Martin et Judith sont les parents de Justin, un charmant garçon âgé de quatre ans. Ce dernier évolue très bien à la garderie et s'intègre socialement. Les parents sont heureux de voir que leur fils s'est bien adapté à plusieurs situations qu'il a vécues depuis sa naissance, car ils le croyaient à risque de développer des symptômes d'anxiété.

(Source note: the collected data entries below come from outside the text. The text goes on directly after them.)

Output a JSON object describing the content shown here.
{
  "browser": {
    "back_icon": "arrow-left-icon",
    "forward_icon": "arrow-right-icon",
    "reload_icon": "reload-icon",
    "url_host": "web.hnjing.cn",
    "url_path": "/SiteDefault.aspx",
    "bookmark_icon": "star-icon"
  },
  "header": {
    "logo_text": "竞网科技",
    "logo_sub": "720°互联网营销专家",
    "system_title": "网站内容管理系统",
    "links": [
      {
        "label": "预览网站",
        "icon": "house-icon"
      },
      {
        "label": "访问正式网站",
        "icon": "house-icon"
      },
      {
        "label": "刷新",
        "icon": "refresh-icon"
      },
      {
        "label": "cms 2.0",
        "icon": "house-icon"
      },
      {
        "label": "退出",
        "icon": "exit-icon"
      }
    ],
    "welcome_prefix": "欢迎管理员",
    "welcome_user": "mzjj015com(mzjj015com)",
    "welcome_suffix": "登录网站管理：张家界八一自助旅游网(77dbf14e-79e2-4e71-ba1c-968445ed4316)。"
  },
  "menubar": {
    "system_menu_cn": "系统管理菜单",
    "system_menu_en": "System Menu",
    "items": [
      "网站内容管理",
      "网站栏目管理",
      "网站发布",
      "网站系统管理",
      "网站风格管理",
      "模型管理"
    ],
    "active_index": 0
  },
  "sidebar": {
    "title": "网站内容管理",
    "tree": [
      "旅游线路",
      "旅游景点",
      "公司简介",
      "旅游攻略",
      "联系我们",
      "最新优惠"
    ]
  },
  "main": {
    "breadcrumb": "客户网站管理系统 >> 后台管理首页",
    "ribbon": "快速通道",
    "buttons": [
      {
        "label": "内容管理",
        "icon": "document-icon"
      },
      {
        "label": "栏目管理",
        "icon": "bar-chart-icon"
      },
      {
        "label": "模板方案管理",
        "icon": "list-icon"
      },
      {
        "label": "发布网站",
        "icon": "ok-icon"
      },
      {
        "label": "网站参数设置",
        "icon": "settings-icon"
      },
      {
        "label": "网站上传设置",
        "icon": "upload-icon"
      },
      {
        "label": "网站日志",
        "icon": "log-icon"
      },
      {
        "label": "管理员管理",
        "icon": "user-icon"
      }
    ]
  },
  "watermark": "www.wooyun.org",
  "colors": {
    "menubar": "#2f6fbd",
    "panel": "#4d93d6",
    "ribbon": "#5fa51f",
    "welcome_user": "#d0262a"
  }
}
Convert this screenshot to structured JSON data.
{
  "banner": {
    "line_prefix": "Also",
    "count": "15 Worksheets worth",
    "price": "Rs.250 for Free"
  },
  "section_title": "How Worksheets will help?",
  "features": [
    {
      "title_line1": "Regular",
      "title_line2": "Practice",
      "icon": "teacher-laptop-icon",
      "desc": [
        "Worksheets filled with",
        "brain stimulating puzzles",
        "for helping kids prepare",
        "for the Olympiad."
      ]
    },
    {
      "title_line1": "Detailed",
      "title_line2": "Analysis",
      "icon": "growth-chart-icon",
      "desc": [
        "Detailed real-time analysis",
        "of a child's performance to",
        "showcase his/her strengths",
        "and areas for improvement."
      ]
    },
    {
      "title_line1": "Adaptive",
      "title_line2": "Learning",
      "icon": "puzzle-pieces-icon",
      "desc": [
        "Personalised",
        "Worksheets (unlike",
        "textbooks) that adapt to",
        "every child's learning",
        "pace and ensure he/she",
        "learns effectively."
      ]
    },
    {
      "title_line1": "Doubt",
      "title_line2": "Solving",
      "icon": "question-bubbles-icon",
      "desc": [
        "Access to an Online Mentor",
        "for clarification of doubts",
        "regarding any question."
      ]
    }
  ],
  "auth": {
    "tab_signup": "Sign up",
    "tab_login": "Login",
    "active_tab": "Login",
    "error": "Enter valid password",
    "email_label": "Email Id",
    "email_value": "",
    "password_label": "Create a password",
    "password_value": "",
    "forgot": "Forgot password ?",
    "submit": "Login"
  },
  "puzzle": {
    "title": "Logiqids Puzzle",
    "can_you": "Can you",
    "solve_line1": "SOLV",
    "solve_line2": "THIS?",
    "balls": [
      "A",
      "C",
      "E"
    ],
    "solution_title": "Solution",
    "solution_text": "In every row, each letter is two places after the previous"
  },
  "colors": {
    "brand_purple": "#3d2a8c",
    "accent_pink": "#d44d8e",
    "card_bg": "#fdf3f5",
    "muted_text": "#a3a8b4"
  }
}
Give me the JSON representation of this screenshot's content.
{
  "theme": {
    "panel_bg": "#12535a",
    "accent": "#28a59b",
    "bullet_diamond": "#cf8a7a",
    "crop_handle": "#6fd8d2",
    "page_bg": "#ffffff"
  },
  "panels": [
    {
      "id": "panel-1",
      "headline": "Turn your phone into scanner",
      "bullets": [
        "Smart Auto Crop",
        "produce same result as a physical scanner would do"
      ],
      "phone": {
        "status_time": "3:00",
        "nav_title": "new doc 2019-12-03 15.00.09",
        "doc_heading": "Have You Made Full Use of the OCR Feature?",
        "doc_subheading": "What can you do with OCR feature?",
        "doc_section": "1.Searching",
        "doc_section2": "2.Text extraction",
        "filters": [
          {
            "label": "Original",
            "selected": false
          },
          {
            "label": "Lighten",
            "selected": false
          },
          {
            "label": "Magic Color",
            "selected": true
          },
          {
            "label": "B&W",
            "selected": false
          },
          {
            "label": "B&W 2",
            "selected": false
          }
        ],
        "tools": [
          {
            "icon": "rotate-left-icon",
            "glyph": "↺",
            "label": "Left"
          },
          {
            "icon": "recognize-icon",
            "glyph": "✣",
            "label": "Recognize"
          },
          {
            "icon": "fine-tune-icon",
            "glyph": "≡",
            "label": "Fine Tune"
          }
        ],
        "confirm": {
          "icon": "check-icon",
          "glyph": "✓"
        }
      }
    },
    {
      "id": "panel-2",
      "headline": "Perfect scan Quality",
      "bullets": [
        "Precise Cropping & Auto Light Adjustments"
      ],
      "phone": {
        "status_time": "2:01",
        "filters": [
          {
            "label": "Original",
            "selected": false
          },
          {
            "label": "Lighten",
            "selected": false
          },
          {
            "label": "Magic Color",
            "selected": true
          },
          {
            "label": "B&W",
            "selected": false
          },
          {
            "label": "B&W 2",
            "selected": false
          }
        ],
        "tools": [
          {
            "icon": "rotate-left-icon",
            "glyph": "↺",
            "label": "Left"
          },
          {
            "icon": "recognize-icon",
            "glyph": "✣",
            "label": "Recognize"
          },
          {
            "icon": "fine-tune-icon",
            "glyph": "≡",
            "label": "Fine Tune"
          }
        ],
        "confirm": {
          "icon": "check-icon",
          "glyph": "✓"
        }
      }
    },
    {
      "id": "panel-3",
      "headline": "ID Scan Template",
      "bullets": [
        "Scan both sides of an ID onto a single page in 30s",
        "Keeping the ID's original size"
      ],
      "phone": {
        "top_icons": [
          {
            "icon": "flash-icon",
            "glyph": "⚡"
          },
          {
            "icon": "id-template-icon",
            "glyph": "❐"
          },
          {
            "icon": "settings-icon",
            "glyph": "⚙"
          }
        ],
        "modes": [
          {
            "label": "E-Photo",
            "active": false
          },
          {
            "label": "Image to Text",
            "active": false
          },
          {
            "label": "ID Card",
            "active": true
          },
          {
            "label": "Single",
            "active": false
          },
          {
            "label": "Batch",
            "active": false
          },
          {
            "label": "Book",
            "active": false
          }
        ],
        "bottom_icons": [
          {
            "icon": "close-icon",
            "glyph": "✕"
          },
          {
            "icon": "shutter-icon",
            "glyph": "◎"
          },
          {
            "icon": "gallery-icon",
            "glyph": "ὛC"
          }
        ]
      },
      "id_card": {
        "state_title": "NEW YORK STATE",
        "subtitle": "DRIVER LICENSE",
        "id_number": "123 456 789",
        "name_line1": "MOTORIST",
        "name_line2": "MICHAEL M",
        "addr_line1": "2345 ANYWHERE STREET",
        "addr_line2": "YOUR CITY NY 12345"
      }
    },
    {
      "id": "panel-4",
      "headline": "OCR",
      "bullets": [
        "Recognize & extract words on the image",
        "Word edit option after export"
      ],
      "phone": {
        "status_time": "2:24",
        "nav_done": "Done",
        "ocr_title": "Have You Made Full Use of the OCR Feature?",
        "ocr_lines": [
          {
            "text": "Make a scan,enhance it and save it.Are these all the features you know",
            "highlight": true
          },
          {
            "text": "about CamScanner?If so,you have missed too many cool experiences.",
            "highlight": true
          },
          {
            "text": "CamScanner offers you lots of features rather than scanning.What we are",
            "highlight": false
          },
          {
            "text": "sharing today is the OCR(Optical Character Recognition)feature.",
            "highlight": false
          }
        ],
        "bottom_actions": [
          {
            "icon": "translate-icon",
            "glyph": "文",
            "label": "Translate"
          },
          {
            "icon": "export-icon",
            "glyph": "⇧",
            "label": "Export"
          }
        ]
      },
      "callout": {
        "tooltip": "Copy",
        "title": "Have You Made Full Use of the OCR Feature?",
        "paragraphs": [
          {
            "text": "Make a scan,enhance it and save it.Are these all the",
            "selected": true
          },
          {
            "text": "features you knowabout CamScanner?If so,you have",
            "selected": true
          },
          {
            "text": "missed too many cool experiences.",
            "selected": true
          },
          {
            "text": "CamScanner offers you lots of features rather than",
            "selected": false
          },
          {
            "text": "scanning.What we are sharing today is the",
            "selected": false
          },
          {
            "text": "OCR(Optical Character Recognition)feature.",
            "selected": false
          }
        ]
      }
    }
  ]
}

En effet, Martin souffre d'anxiété depuis qu'il est enfant et il s'inquiétait de transmettre cette tendance à son fils. Heureusement, il a entrepris une démarche en psychothérapie lorsque Judith était enceinte de Justin, et il contrôle maintenant beaucoup mieux ses symptômes. De plus, Judith n'est pas du tout anxieuse... elle a même un petit côté fonceur et téméraire! Martin et elle croient que Justin aurait hérité de ce tempérament plus fonceur. Ils croient également que ce tempérament, associé à un meilleur contrôle de l'anxiété de Martin depuis qu'il a fait sa thérapie, ont contribué à le protéger des risques de développer un trouble d'anxiété... au grand soulagement de Martin qui, malgré sa thérapie, a conservé un petit côté inquiet et père poule!

Lorsqu'un parent souffre d'un trouble d'anxiété, il y a des risques que son enfant développe lui aussi certains symptômes, pour trois raisons :

1) Le tempérament : le tempérament d'un enfant est présent dès sa naissance et il est déterminé génétiquement, du moins en partie. Ce tempérament aura une influence sur le développement de la personnalité de l'enfant et sur sa façon de réagir aux situations qui se présenteront à lui. Les études démontrent que les enfants qui ont un tempérament inhibé ont de plus fortes chances de développer un trouble d'anxiété. Les enfants qui ont ce type de tempérament sont plutôt introvertis, calmes et ils réagissent parfois mal à la nouveauté. Donc, un parent anxieux qui a lui-même un tempérament inhibé peut transmettre (bien involontairement!) ce même tempérament à son enfant et ainsi le prédisposer à développer des symptômes d'anxiété.

2) L'apprentissage social : l'apprentissage social est un mot bien savant qui désigne en fait l'apprentissage par imitation ou le fait d'apprendre en observant un modèle. Lorsqu'un parent est de nature anxieuse, sa perception du danger a tendance à être exagérée. Son enfant, qui observe ses réactions, peut éventuellement développer la même perception exagérée que le monde qui l'entoure est dangereux. Par exemple, si un enfant voit son parent réagir avec anxiété devant le petit caniche de la voisine, il pourrait développer la conception que tous les petits caniches sont dangereux.

3) La surprotection : souvent, les parents qui souffrent d'anxiété ont tendance à surprotéger leur enfant en leur faisant éviter toutes sortes de situations qui ne sont pas réellement dangereuses. En protégeant l'enfant de «faux dangers», non seulement le parent anxieux lui envoie le message que le monde est dangereux, mais il transmet également à l'enfant le message qu'il ne peut l'affronter seul... ce qui peut affecter son sentiment d'efficacité personnelle. Or, plusieurs études démontrent que les personnes souffrant d'anxiété ont un faible sentiment d'efficacité personnelle.

Pour ces trois raisons, lorsqu'un enfant commence à manifester des symptômes d'anxiété et qu'un de ses parents est lui-même anxieux, une des premières formes d'intervention serait la psychothérapie... pour le parent! En fait, lorsqu'un adulte sait qu'il souffre d'anxiété avant même d'avoir des enfants, faire une thérapie peut être une bonne façon de prévenir le développement de symptômes d'anxiété chez ses futurs enfants. L'enfant pourrait tout de même naître avec un tempérament le prédisposant à l'anxiété, mais le fait de voir son parent utiliser les outils de sa thérapie pourrait faire en sorte que l'enfant apprenne lui-même à utiliser ces outils... par apprentissage social.

II ne faut pas oublier que, comme dans l'exemple cité plus haut, un parent anxieux n'aura pas forcément un enfant anxieux... l'enfant peut aussi hériter du tempérament de son autre parent qui, lui, n'est pas forcément anxieux. Mais cette situation n'est pas nécessairement l'idéal. Imaginez un peu : un parent anxieux et surprotecteur, avec un enfant téméraire et casse-cou! Il y a de quoi donner des sueurs froides au parent! Mais, dans ces circonstances, comme dans l'exemple de Judith et Martin, le parent qui n'est pas anxieux peut aider le parent anxieux à remettre en question ses inquiétudes et à adopter une attitude plus rationnelle. Comme quoi on n'est jamais trop de deux pour élever un enfant.